Дверь фургона скользит в сторону, раздаются свистки – изнутри выскакивают четверо стражей в униформе, красных опознавательных жилетах поверх черных военных рубашек. Они дуют в свистки на каждом шагу, от этого пронзительного свиста мой разум цепенеет и ни единой мысли не удается додумать до конца. Ничего, кроме паники. Они бегут не к нам, как и обещал Арт, они бегут в другую сторону, к дому Тиндеров.
– Нет, нет, нет! – бормочет отец, и мне слышится нарастающий гнев в его голосе.
– Боже мой! – шепчет Джунипер.
Я в ужасе гляжу на Арта, жду его реакции, а он смотрит прямо перед собой, напряженно двигается его нижняя челюсть. А потом я замечаю, что мама и Боско так и не вышли к нам.

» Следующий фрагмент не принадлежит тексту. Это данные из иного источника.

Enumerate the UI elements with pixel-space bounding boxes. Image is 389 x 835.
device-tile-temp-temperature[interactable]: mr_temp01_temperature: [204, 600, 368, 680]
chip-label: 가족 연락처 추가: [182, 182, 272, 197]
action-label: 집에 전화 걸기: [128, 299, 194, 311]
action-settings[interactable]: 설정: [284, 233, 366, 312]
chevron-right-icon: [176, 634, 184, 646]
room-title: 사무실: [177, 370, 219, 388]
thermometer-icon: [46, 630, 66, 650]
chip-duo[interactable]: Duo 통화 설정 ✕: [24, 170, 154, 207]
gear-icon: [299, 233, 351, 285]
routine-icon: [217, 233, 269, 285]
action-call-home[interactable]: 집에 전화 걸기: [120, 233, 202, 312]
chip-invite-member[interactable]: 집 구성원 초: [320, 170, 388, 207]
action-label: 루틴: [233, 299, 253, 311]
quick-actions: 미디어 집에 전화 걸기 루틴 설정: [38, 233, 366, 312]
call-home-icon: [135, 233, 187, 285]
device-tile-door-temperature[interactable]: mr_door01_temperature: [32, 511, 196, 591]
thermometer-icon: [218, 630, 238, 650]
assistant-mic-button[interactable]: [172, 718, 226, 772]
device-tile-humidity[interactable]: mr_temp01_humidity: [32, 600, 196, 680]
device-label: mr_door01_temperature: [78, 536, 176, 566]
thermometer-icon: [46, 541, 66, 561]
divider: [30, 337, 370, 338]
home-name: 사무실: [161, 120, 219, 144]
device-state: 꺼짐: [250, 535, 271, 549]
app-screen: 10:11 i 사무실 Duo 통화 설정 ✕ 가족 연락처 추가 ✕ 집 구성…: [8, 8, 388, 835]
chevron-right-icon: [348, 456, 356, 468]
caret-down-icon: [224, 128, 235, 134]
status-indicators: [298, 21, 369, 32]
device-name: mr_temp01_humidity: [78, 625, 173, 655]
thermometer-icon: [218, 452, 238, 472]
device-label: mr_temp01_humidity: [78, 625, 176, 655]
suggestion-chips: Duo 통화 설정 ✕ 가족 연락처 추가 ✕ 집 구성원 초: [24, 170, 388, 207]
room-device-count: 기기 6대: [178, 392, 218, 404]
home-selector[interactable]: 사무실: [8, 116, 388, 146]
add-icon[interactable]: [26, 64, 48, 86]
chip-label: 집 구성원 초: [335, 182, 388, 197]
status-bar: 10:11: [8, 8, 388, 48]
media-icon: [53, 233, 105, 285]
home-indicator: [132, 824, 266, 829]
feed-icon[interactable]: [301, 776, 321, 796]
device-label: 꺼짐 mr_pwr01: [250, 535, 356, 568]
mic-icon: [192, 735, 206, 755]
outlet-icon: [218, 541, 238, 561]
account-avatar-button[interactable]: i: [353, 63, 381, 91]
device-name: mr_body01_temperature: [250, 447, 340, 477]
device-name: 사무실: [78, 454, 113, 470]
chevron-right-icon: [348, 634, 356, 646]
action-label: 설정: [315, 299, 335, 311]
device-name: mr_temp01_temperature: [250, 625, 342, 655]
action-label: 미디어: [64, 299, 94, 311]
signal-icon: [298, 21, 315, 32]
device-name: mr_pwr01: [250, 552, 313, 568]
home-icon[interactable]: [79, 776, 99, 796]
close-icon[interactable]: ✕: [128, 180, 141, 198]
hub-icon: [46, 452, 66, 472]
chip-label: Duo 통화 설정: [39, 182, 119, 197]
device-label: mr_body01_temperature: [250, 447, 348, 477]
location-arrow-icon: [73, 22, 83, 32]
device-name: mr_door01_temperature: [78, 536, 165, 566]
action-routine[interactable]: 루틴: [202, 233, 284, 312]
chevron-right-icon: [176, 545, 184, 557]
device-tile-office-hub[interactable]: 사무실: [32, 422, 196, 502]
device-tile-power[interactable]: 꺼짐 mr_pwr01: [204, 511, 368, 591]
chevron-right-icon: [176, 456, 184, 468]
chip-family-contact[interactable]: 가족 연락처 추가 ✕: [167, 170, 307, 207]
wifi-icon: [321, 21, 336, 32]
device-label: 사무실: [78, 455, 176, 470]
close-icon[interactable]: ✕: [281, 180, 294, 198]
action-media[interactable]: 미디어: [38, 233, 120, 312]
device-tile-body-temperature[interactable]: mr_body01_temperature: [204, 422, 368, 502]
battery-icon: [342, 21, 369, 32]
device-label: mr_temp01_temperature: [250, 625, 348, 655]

Выпустив руку Арта, я бегом возвращаюсь на крыльцо:
– Мама, Боско, скорее! Это за Тиндерами!
Мама спешит к нам, волосы выбились из укладки, упали ей на лицо. Отец оборачивается к ней, они обмениваются взглядами, что-то безмолвно обсуждая между собой. Руки отца бессильно свисают, он непроизвольно сжимает и разжимает кулаки. Боско нет как нет.
– Ничего не понимаю, – говорю я, видя, как стражи приближаются к Тиндерам. – Что происходит?
– Цыц! Смотри! – обрывает меня Джунипер.
Колин Тиндер, моя одноклассница, стоит в дворе своего дома рядом с отцом и двумя младшими братьями, Джейкобом и Тимоти. Боб Тиндер загораживает собой детей, пытается их защитить, он выпятил грудь, словно отражая нашествие, – его семью не тронут, в его дом не войдут, не сейчас, не сегодня…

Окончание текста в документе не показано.